62 - Um caso com o Vieira

Cândido Morais

O Vieira era um homem calmo, por natureza. Com ele podiamos conversar, sem corrermos riscos de algum atropelo verbal, pois media cuidadosamente tudo o que dizia, tornando-se evidente que se preocupava com o interlocutor, não pretendendo maçá-lo e deixando ao seu critério a duração duma conversa.
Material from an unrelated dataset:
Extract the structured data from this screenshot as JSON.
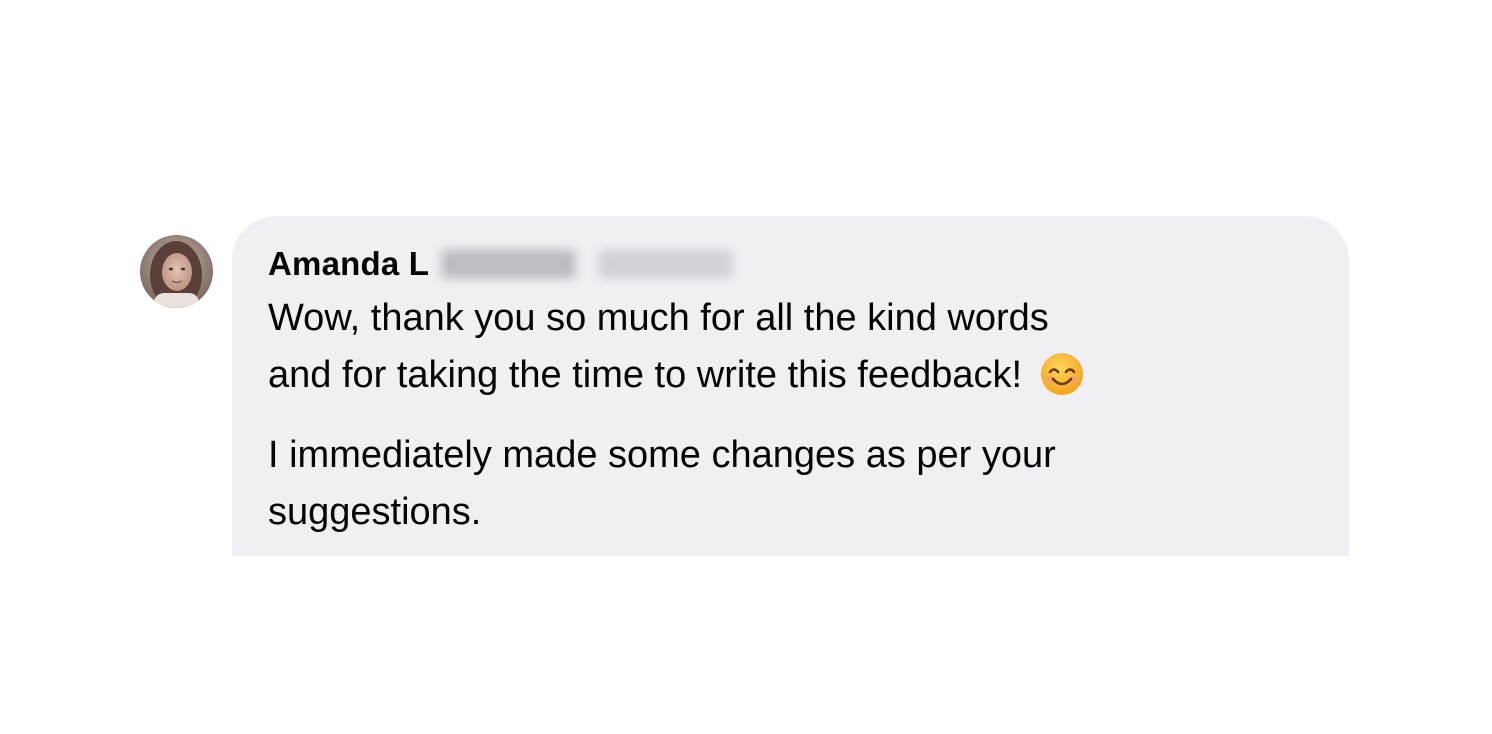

A ele, ninguém poderia apelidar de cansativo, pois estava ali apenas para conversar e não para se constituír parte integrante de uma enfadonha conversa.
Não sei como e quando isso lhe aconteceu, mas chegou ao meu conhecimento que o Vieira tinha grandes dificuldades para dormir. Na verdade, tinha sido atingido pelos efeitos colaterais de uma "roquetada", que, pelos vistos, embatera na frente do abrigo de um posto avançado, projectando os seus estilhaços para as costas do Vieira, que se soerguera um pouco na vala quando respondia a fogo do IN. Pelo menos, foi essa a informação que chegou ao meu conhecimento.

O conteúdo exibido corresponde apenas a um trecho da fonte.